Patrzył na mnie jakbym się wystroił w różową spódniczkę i tańczył Jezioro Łabędzie. Bo to taka oczywista oczywistość, że wszyscy wciągają z nim kokę.

Zerknąłem ponad tłumem na Sarę. Tańczyła z Elwirą, jej krótka sukienka zapewne momentami podjeżdżała nieco wyżej niż powinna...

Walić konwenanse.

Pewnym krokiem zbliżyłem się na odległość oddechu i nienachalnie położyłem rękę na jej biodrze.

– Hej – przywitałem się, a jej bezbrzeżne zaskoczenie odebrało mi nieco pewności siebie.

Czyżby nie chciała mnie spotkać?

– Jesteś zły? – wypaliła nagle; przestała tańczyć, stała sztywno i gapiła się jak Inkwizytor na czarownicę. Setny raz pomyślałem, że nie powinienem zadawać się z wariatką i setny raz zignorowałem tę myśl.

– Dlaczego miałbym być zły?

– Bo tutaj przyjechałam. – Wykonała bliżej niezidentyfikowany gest, mający zdaje się uświadomić mi, że „tutaj” to Cello.
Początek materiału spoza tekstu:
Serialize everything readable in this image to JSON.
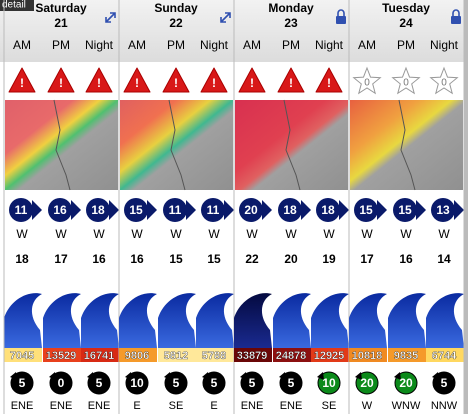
{
  "label": "detail",
  "days": [
    {
      "name": "Saturday",
      "date": 21,
      "icon": "expand",
      "periods": [
        {
          "time": "AM",
          "alert": "!",
          "wind": 11,
          "wind_dir": "W",
          "temp": 18,
          "energy": 7045,
          "energy_color": "#ffe07a",
          "swell": 5,
          "swell_color": "#000000",
          "swell_dir": "ENE"
        },
        {
          "time": "PM",
          "alert": "!",
          "wind": 16,
          "wind_dir": "W",
          "temp": 17,
          "energy": 13529,
          "energy_color": "#e8401c",
          "swell": 0,
          "swell_color": "#000000",
          "swell_dir": "ENE"
        },
        {
          "time": "Night",
          "alert": "!",
          "wind": 18,
          "wind_dir": "W",
          "temp": 16,
          "energy": 16741,
          "energy_color": "#d82a14",
          "swell": 5,
          "swell_color": "#000000",
          "swell_dir": "ENE"
        }
      ]
    },
    {
      "name": "Sunday",
      "date": 22,
      "icon": "expand",
      "periods": [
        {
          "time": "AM",
          "alert": "!",
          "wind": 15,
          "wind_dir": "W",
          "temp": 16,
          "energy": 9806,
          "energy_color": "#f59a2a",
          "swell": 10,
          "swell_color": "#000000",
          "swell_dir": "E"
        },
        {
          "time": "PM",
          "alert": "!",
          "wind": 11,
          "wind_dir": "W",
          "temp": 15,
          "energy": 5812,
          "energy_color": "#ffe89a",
          "swell": 5,
          "swell_color": "#000000",
          "swell_dir": "SE"
        },
        {
          "time": "Night",
          "alert": "!",
          "wind": 11,
          "wind_dir": "W",
          "temp": 15,
          "energy": 5788,
          "energy_color": "#ffe89a",
          "swell": 5,
          "swell_color": "#000000",
          "swell_dir": "E"
        }
      ]
    },
    {
      "name": "Monday",
      "date": 23,
      "icon": "lock",
      "periods": [
        {
          "time": "AM",
          "alert": "!",
          "wind": 20,
          "wind_dir": "W",
          "temp": 22,
          "energy": 33879,
          "energy_color": "#6a0606",
          "swell": 5,
          "swell_color": "#000000",
          "swell_dir": "ENE"
        },
        {
          "time": "PM",
          "alert": "!",
          "wind": 18,
          "wind_dir": "W",
          "temp": 20,
          "energy": 24878,
          "energy_color": "#8c1010",
          "swell": 5,
          "swell_color": "#000000",
          "swell_dir": "ENE"
        },
        {
          "time": "Night",
          "alert": "!",
          "wind": 18,
          "wind_dir": "W",
          "temp": 19,
          "energy": 12925,
          "energy_color": "#e23a18",
          "swell": 10,
          "swell_color": "#0b8a1a",
          "swell_dir": "SE"
        }
      ]
    },
    {
      "name": "Tuesday",
      "date": 24,
      "icon": "lock",
      "periods": [
        {
          "time": "AM",
          "alert": "0",
          "wind": 15,
          "wind_dir": "W",
          "temp": 17,
          "energy": 10818,
          "energy_color": "#f08a22",
          "swell": 20,
          "swell_color": "#0b8a1a",
          "swell_dir": "W"
        },
        {
          "time": "PM",
          "alert": "0",
          "wind": 15,
          "wind_dir": "W",
          "temp": 16,
          "energy": 9835,
          "energy_color": "#f59a2a",
          "swell": 20,
          "swell_color": "#0b8a1a",
          "swell_dir": "WNW"
        },
        {
          "time": "Night",
          "alert": "0",
          "wind": 13,
          "wind_dir": "W",
          "temp": 14,
          "energy": 6744,
          "energy_color": "#ffd860",
          "swell": 5,
          "swell_color": "#000000",
          "swell_dir": "NNW"
        }
      ]
    }
  ]
}
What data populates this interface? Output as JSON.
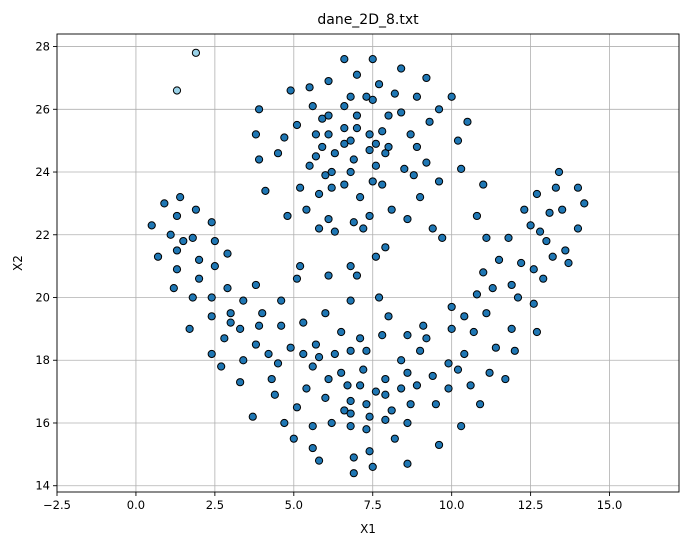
{
  "chart_data": {
    "type": "scatter",
    "title": "dane_2D_8.txt",
    "xlabel": "X1",
    "ylabel": "X2",
    "xlim": [
      -2.5,
      17.2
    ],
    "ylim": [
      13.8,
      28.4
    ],
    "xticks": [
      "−2.5",
      "0.0",
      "2.5",
      "5.0",
      "7.5",
      "10.0",
      "12.5",
      "15.0"
    ],
    "xtick_values": [
      -2.5,
      0.0,
      2.5,
      5.0,
      7.5,
      10.0,
      12.5,
      15.0
    ],
    "yticks": [
      "14",
      "16",
      "18",
      "20",
      "22",
      "24",
      "26",
      "28"
    ],
    "ytick_values": [
      14,
      16,
      18,
      20,
      22,
      24,
      26,
      28
    ],
    "grid": true,
    "colors": {
      "main": "#1f77b4",
      "outlier": "#9ad2e8"
    },
    "series": [
      {
        "color": "#1f77b4",
        "points": [
          [
            0.5,
            22.3
          ],
          [
            0.7,
            21.3
          ],
          [
            0.9,
            23.0
          ],
          [
            1.1,
            22.0
          ],
          [
            1.2,
            20.3
          ],
          [
            1.3,
            21.5
          ],
          [
            1.3,
            20.9
          ],
          [
            1.3,
            22.6
          ],
          [
            1.4,
            23.2
          ],
          [
            1.5,
            21.8
          ],
          [
            1.7,
            19.0
          ],
          [
            1.8,
            20.0
          ],
          [
            1.8,
            21.9
          ],
          [
            1.9,
            22.8
          ],
          [
            2.0,
            20.6
          ],
          [
            2.0,
            21.2
          ],
          [
            2.4,
            22.4
          ],
          [
            2.4,
            20.0
          ],
          [
            2.4,
            19.4
          ],
          [
            2.4,
            18.2
          ],
          [
            2.5,
            21.8
          ],
          [
            2.5,
            21.0
          ],
          [
            2.7,
            17.8
          ],
          [
            2.8,
            18.7
          ],
          [
            2.9,
            21.4
          ],
          [
            2.9,
            20.3
          ],
          [
            3.0,
            19.5
          ],
          [
            3.0,
            19.2
          ],
          [
            3.3,
            19.0
          ],
          [
            3.3,
            17.3
          ],
          [
            3.4,
            19.9
          ],
          [
            3.4,
            18.0
          ],
          [
            3.7,
            16.2
          ],
          [
            3.8,
            20.4
          ],
          [
            3.8,
            18.5
          ],
          [
            3.9,
            19.1
          ],
          [
            4.0,
            19.5
          ],
          [
            4.2,
            18.2
          ],
          [
            4.3,
            17.4
          ],
          [
            4.4,
            16.9
          ],
          [
            4.5,
            17.9
          ],
          [
            4.6,
            19.9
          ],
          [
            4.6,
            19.1
          ],
          [
            4.7,
            16.0
          ],
          [
            4.9,
            18.4
          ],
          [
            5.0,
            15.5
          ],
          [
            5.1,
            16.5
          ],
          [
            5.1,
            20.6
          ],
          [
            5.2,
            21.0
          ],
          [
            5.3,
            19.2
          ],
          [
            5.3,
            18.2
          ],
          [
            5.4,
            17.1
          ],
          [
            5.6,
            15.9
          ],
          [
            5.6,
            15.2
          ],
          [
            5.6,
            17.8
          ],
          [
            5.7,
            18.5
          ],
          [
            5.8,
            14.8
          ],
          [
            5.8,
            18.1
          ],
          [
            6.0,
            19.5
          ],
          [
            6.0,
            16.8
          ],
          [
            6.1,
            17.4
          ],
          [
            6.1,
            20.7
          ],
          [
            6.2,
            16.0
          ],
          [
            6.3,
            18.2
          ],
          [
            6.5,
            18.9
          ],
          [
            6.5,
            17.6
          ],
          [
            6.6,
            16.4
          ],
          [
            6.7,
            17.2
          ],
          [
            6.8,
            18.3
          ],
          [
            6.8,
            16.7
          ],
          [
            6.8,
            15.9
          ],
          [
            6.8,
            19.9
          ],
          [
            6.8,
            21.0
          ],
          [
            6.8,
            16.3
          ],
          [
            6.9,
            14.9
          ],
          [
            6.9,
            14.4
          ],
          [
            7.0,
            20.7
          ],
          [
            7.1,
            17.2
          ],
          [
            7.1,
            18.7
          ],
          [
            7.2,
            17.7
          ],
          [
            7.3,
            16.6
          ],
          [
            7.3,
            18.3
          ],
          [
            7.3,
            15.8
          ],
          [
            7.4,
            15.1
          ],
          [
            7.4,
            16.2
          ],
          [
            7.5,
            14.6
          ],
          [
            7.6,
            17.0
          ],
          [
            7.7,
            20.0
          ],
          [
            7.8,
            18.8
          ],
          [
            7.9,
            17.4
          ],
          [
            7.9,
            16.9
          ],
          [
            7.9,
            16.1
          ],
          [
            8.0,
            19.4
          ],
          [
            8.1,
            16.4
          ],
          [
            8.2,
            15.5
          ],
          [
            8.4,
            17.1
          ],
          [
            8.4,
            18.0
          ],
          [
            8.6,
            18.8
          ],
          [
            8.6,
            17.6
          ],
          [
            8.6,
            16.0
          ],
          [
            8.7,
            16.6
          ],
          [
            8.6,
            14.7
          ],
          [
            8.9,
            17.2
          ],
          [
            9.0,
            18.3
          ],
          [
            9.1,
            19.1
          ],
          [
            9.2,
            18.7
          ],
          [
            9.4,
            17.5
          ],
          [
            9.5,
            16.6
          ],
          [
            9.6,
            15.3
          ],
          [
            9.9,
            17.9
          ],
          [
            9.9,
            17.1
          ],
          [
            10.0,
            19.7
          ],
          [
            10.0,
            19.0
          ],
          [
            10.2,
            17.7
          ],
          [
            10.3,
            15.9
          ],
          [
            10.4,
            19.4
          ],
          [
            10.4,
            18.2
          ],
          [
            10.6,
            17.2
          ],
          [
            10.7,
            18.9
          ],
          [
            10.8,
            20.1
          ],
          [
            10.9,
            16.6
          ],
          [
            11.0,
            20.8
          ],
          [
            11.1,
            19.5
          ],
          [
            11.2,
            17.6
          ],
          [
            11.3,
            20.3
          ],
          [
            11.4,
            18.4
          ],
          [
            11.5,
            21.2
          ],
          [
            11.7,
            17.4
          ],
          [
            11.8,
            21.9
          ],
          [
            11.9,
            20.4
          ],
          [
            11.9,
            19.0
          ],
          [
            12.0,
            18.3
          ],
          [
            12.1,
            20.0
          ],
          [
            12.2,
            21.1
          ],
          [
            12.3,
            22.8
          ],
          [
            12.5,
            22.3
          ],
          [
            12.6,
            20.9
          ],
          [
            12.6,
            19.8
          ],
          [
            12.7,
            18.9
          ],
          [
            12.7,
            23.3
          ],
          [
            12.8,
            22.1
          ],
          [
            12.9,
            20.6
          ],
          [
            13.0,
            21.8
          ],
          [
            13.1,
            22.7
          ],
          [
            13.2,
            21.3
          ],
          [
            13.3,
            23.5
          ],
          [
            13.4,
            24.0
          ],
          [
            13.5,
            22.8
          ],
          [
            13.6,
            21.5
          ],
          [
            13.7,
            21.1
          ],
          [
            14.0,
            22.2
          ],
          [
            14.0,
            23.5
          ],
          [
            14.2,
            23.0
          ],
          [
            3.8,
            25.2
          ],
          [
            3.9,
            26.0
          ],
          [
            3.9,
            24.4
          ],
          [
            4.1,
            23.4
          ],
          [
            4.5,
            24.6
          ],
          [
            4.7,
            25.1
          ],
          [
            4.8,
            22.6
          ],
          [
            4.9,
            26.6
          ],
          [
            5.1,
            25.5
          ],
          [
            5.2,
            23.5
          ],
          [
            5.4,
            22.8
          ],
          [
            5.5,
            24.2
          ],
          [
            5.5,
            26.7
          ],
          [
            5.6,
            26.1
          ],
          [
            5.7,
            25.2
          ],
          [
            5.7,
            24.5
          ],
          [
            5.8,
            23.3
          ],
          [
            5.8,
            22.2
          ],
          [
            5.9,
            25.7
          ],
          [
            5.9,
            24.8
          ],
          [
            6.0,
            23.9
          ],
          [
            6.1,
            26.9
          ],
          [
            6.1,
            25.8
          ],
          [
            6.1,
            25.2
          ],
          [
            6.1,
            22.5
          ],
          [
            6.2,
            24.0
          ],
          [
            6.2,
            23.5
          ],
          [
            6.3,
            24.6
          ],
          [
            6.3,
            22.1
          ],
          [
            6.6,
            27.6
          ],
          [
            6.6,
            26.1
          ],
          [
            6.6,
            25.4
          ],
          [
            6.6,
            24.9
          ],
          [
            6.6,
            23.6
          ],
          [
            6.8,
            26.4
          ],
          [
            6.8,
            25.0
          ],
          [
            6.8,
            24.0
          ],
          [
            6.9,
            22.4
          ],
          [
            6.9,
            24.4
          ],
          [
            7.0,
            27.1
          ],
          [
            7.0,
            25.8
          ],
          [
            7.0,
            25.4
          ],
          [
            7.1,
            23.2
          ],
          [
            7.2,
            22.2
          ],
          [
            7.3,
            26.4
          ],
          [
            7.4,
            25.2
          ],
          [
            7.4,
            24.7
          ],
          [
            7.4,
            22.6
          ],
          [
            7.5,
            27.6
          ],
          [
            7.5,
            26.3
          ],
          [
            7.5,
            23.7
          ],
          [
            7.6,
            21.3
          ],
          [
            7.6,
            24.9
          ],
          [
            7.6,
            24.2
          ],
          [
            7.7,
            26.8
          ],
          [
            7.8,
            25.3
          ],
          [
            7.8,
            23.6
          ],
          [
            7.9,
            24.6
          ],
          [
            7.9,
            21.6
          ],
          [
            8.0,
            24.8
          ],
          [
            8.0,
            25.8
          ],
          [
            8.1,
            22.8
          ],
          [
            8.2,
            26.5
          ],
          [
            8.4,
            27.3
          ],
          [
            8.4,
            25.9
          ],
          [
            8.5,
            24.1
          ],
          [
            8.6,
            22.5
          ],
          [
            8.7,
            25.2
          ],
          [
            8.8,
            23.9
          ],
          [
            8.9,
            26.4
          ],
          [
            8.9,
            24.8
          ],
          [
            9.0,
            23.2
          ],
          [
            9.2,
            24.3
          ],
          [
            9.2,
            27.0
          ],
          [
            9.3,
            25.6
          ],
          [
            9.4,
            22.2
          ],
          [
            9.6,
            26.0
          ],
          [
            9.6,
            23.7
          ],
          [
            9.7,
            21.9
          ],
          [
            10.0,
            26.4
          ],
          [
            10.2,
            25.0
          ],
          [
            10.3,
            24.1
          ],
          [
            10.5,
            25.6
          ],
          [
            10.8,
            22.6
          ],
          [
            11.0,
            23.6
          ],
          [
            11.1,
            21.9
          ]
        ]
      },
      {
        "color": "#9ad2e8",
        "points": [
          [
            1.3,
            26.6
          ],
          [
            1.9,
            27.8
          ]
        ]
      }
    ]
  }
}
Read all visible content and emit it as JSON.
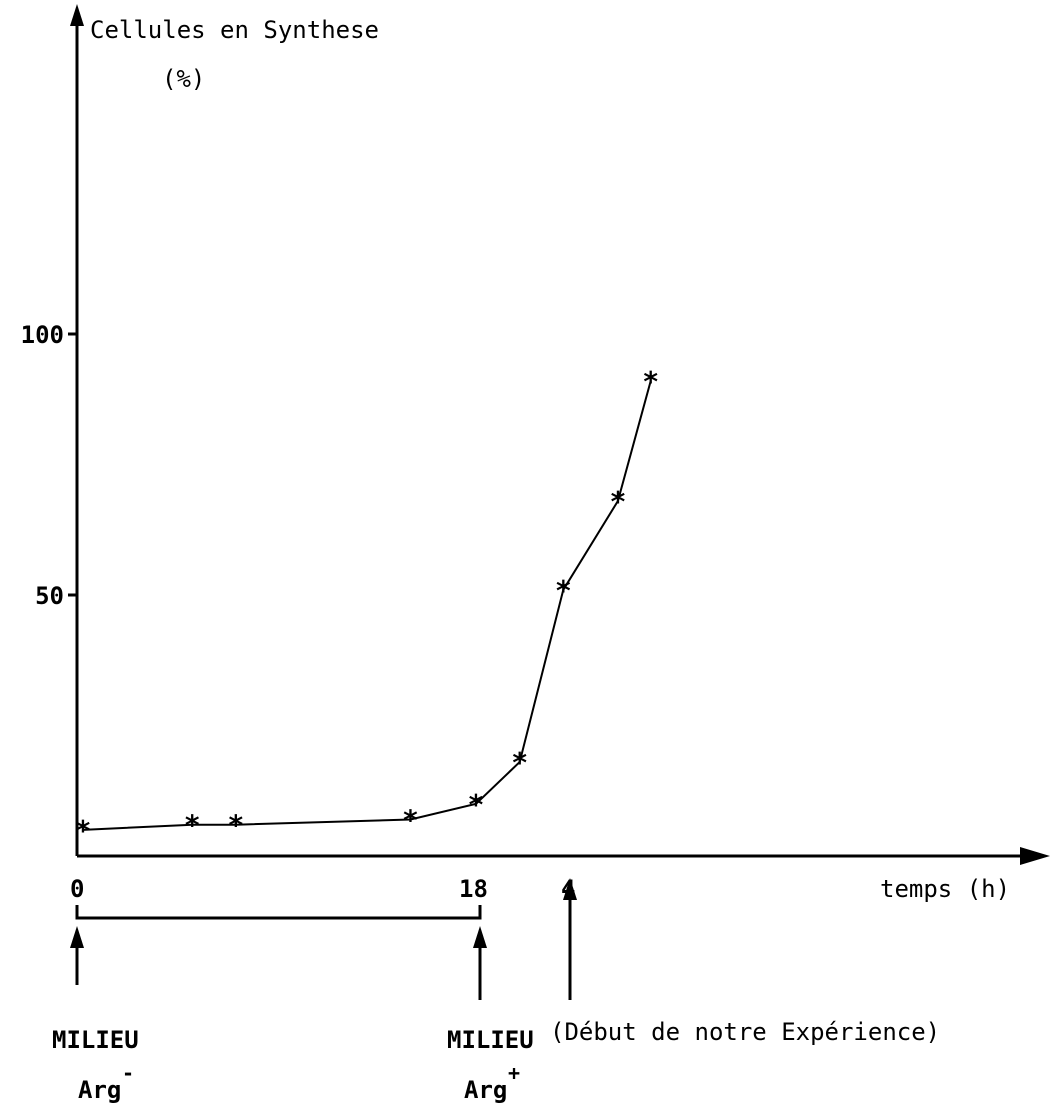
{
  "chart_data": {
    "type": "line",
    "ylabel": "Cellules en Synthese",
    "ylabel_unit": "(%)",
    "xlabel": "temps (h)",
    "y_ticks": [
      "50",
      "100"
    ],
    "x_ticks": [
      "0",
      "18",
      "4"
    ],
    "ylim": [
      0,
      100
    ],
    "grid": false,
    "legend": "none",
    "series": [
      {
        "x": [
          0,
          5,
          7,
          15,
          18,
          20,
          22,
          24.5,
          26
        ],
        "y": [
          5,
          6,
          6,
          7,
          10,
          18,
          51,
          68,
          91
        ]
      }
    ],
    "annotations": {
      "medium_minus_label": "MILIEU",
      "medium_minus_sub": "Arg",
      "medium_minus_sup": "-",
      "medium_plus_label": "MILIEU",
      "medium_plus_sub": "Arg",
      "medium_plus_sup": "+",
      "experiment_start": "(Début de notre Expérience)"
    }
  }
}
Jakbym sam nie wiedział. – Pewnie nie chciałeś mnie widzieć.

– Nie jestem zły. I cieszę się, że cię widzę. – Zebrałem niesforne kosmyki z jej twarzy, nie omieszkując przy tym musnąć skóry palcami. – Jednak jeśli wolisz, żebym sobie poszedł, powiedz. – Dodałem.

– Nie, zostań – odpowiedziała szybko; niewielki rumieniec pojawił się na jej policzkach, ale hardo patrzyła mi w oczy, ignorując zakłopotanie.

Wyglądała przeuroczo, gdy uparcie starała się pokazać, że jest twardą sztuką. Niewątpliwie była przez to momentami wrzodem na tyłku, lecz w taki urzekający sposób. Przysunąłem się bliżej, objąłem ją w pasie i nadałem rytm naszym ruchom. Owionął mnie lekko słodkawy zapach perfum; oparła dłonie na mojej klacie, kręciła biodrami, piersi raz po raz ocierały się o moje ciało.

Zaraz zwariuję.

– Ej, idziecie się napić? – Elwira za grosz nie miała wyczucia czasu.